Long expected US Federal Reserve’s October Policy Meeting

Oct 31,2019

Long expected US Federal Reserve’s October Policy Meeting
 
The Federal Reserve (FED) is the central bank for the US. Every year, the FED typically holds eight meetings with about seven weeks apart to discuss its monetary policies and decide on their interest rates, followed by a statement from them regarding their prospect towards the economy. On the same day, a press conference led by the current FED’s Chairperson can also be expected to discuss their monetary policy stance and their plans to support the economy.
 
On Wednesday at 2.00 pm Eastern Time (ET), the FED held their 2nd last policy meeting for this year, with the press conference at 2.30 pm ET led by FED’s Chairman, Jerome Powell. During their meeting, the FED had decided to lower their interest rates by 25-basis point from a previous range of 1.75% – 2.00% to 1.50% – 1.75%. The reasoning behind the rate cut was to sustain economic activity expansion, improving labor market conditions, and most importantly, boosting inflation near its 2% objectives.

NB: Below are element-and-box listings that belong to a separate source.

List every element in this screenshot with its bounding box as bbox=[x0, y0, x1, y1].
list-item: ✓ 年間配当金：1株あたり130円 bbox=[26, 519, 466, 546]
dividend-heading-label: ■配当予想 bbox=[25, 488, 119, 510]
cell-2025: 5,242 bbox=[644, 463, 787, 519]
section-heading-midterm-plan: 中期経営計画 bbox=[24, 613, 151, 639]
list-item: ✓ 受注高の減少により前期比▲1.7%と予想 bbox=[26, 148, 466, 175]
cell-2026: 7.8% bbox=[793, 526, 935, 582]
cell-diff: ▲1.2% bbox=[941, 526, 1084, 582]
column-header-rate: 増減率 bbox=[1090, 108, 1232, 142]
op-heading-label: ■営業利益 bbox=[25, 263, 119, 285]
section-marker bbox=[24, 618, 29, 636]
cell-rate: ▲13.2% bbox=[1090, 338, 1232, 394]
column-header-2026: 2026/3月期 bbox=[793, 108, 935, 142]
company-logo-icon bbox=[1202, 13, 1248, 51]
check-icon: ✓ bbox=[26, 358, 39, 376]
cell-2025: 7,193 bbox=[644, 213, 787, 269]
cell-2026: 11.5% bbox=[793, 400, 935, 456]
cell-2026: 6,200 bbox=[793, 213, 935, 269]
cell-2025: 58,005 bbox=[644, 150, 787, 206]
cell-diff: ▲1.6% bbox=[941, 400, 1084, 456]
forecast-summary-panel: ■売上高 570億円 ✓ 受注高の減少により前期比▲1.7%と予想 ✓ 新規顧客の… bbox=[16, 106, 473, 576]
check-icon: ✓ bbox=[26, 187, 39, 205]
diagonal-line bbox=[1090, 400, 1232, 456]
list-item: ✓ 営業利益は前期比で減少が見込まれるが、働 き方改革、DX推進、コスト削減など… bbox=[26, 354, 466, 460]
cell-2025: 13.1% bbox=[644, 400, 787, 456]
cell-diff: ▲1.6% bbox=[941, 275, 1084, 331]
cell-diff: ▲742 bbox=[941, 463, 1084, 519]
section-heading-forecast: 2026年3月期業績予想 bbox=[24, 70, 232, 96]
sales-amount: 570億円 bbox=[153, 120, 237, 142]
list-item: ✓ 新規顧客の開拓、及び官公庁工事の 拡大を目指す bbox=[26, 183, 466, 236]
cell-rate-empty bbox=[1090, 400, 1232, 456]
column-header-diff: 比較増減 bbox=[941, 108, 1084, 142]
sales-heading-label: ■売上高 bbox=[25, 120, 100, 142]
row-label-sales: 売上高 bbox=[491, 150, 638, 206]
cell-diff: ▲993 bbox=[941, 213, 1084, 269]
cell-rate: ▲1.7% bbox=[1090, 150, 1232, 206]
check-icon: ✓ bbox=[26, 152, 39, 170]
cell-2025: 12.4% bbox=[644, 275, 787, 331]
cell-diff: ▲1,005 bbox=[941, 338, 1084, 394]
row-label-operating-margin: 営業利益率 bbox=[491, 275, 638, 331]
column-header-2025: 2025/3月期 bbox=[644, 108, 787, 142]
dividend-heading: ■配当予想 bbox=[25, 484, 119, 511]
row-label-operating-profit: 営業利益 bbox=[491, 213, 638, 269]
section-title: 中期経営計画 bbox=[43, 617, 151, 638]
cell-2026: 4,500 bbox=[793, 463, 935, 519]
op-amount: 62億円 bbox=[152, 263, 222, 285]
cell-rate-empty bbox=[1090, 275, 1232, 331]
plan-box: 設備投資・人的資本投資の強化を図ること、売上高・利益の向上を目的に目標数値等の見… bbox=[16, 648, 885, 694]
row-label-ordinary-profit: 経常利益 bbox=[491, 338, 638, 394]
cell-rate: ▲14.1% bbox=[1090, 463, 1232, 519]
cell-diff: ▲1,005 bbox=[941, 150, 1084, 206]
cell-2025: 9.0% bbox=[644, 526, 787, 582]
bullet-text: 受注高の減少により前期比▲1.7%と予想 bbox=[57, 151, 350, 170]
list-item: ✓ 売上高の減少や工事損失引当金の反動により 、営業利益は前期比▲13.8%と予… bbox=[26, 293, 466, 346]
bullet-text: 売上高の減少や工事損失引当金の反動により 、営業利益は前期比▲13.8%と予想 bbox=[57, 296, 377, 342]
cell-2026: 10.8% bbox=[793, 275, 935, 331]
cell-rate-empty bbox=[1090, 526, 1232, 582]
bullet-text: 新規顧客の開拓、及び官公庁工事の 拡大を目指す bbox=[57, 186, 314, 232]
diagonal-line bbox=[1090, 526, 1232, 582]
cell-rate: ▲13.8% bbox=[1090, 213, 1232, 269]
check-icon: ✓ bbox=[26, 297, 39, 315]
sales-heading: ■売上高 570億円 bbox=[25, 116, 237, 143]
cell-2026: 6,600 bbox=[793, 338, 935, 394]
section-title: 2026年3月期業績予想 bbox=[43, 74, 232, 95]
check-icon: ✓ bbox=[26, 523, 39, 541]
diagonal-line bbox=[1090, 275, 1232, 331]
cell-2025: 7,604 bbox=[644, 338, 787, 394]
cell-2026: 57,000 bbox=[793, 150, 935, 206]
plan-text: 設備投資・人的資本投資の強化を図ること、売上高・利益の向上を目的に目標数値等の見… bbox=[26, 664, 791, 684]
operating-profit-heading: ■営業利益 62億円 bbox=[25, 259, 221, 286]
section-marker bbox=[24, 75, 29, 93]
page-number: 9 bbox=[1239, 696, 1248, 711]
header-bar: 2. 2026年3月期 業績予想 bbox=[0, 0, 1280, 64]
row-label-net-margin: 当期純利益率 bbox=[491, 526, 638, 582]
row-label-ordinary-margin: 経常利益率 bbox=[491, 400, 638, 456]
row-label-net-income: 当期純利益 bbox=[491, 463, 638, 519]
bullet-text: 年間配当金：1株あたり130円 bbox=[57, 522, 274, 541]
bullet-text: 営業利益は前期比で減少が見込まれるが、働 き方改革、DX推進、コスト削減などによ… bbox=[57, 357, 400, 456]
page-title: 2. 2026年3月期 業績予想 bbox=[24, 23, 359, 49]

The rate cut initially supported investors’ risk appetite, causing them to sell their safe-haven assets while entering into the dollar market. As the rate cut was already highly expected, investors were placing their bets on positive comments during FED’s Press Conference. However, during the conference, Chairman Powell deliver a somewhat dovish speech as compared to FED’s September policy meeting.

Powell addressed that the economy is still facing risks arising from global growth weakening as well as trade uncertainties. Besides, from their previous ‘wait-and-see’ approach, Powell now stated that the FED is not considering to raise the interest rates in the near term as they now see more evidence on the effects of a higher accommodative (looser) monetary policy. The change in tone compared to the previous meeting led to investors risk aversion, causing them to sell the dollar and buy back into safe-haven assets, causing the large shadows in XAUUSD (Gold), DXY (Dollar Index) & USDJPY currency pair’s technical chart.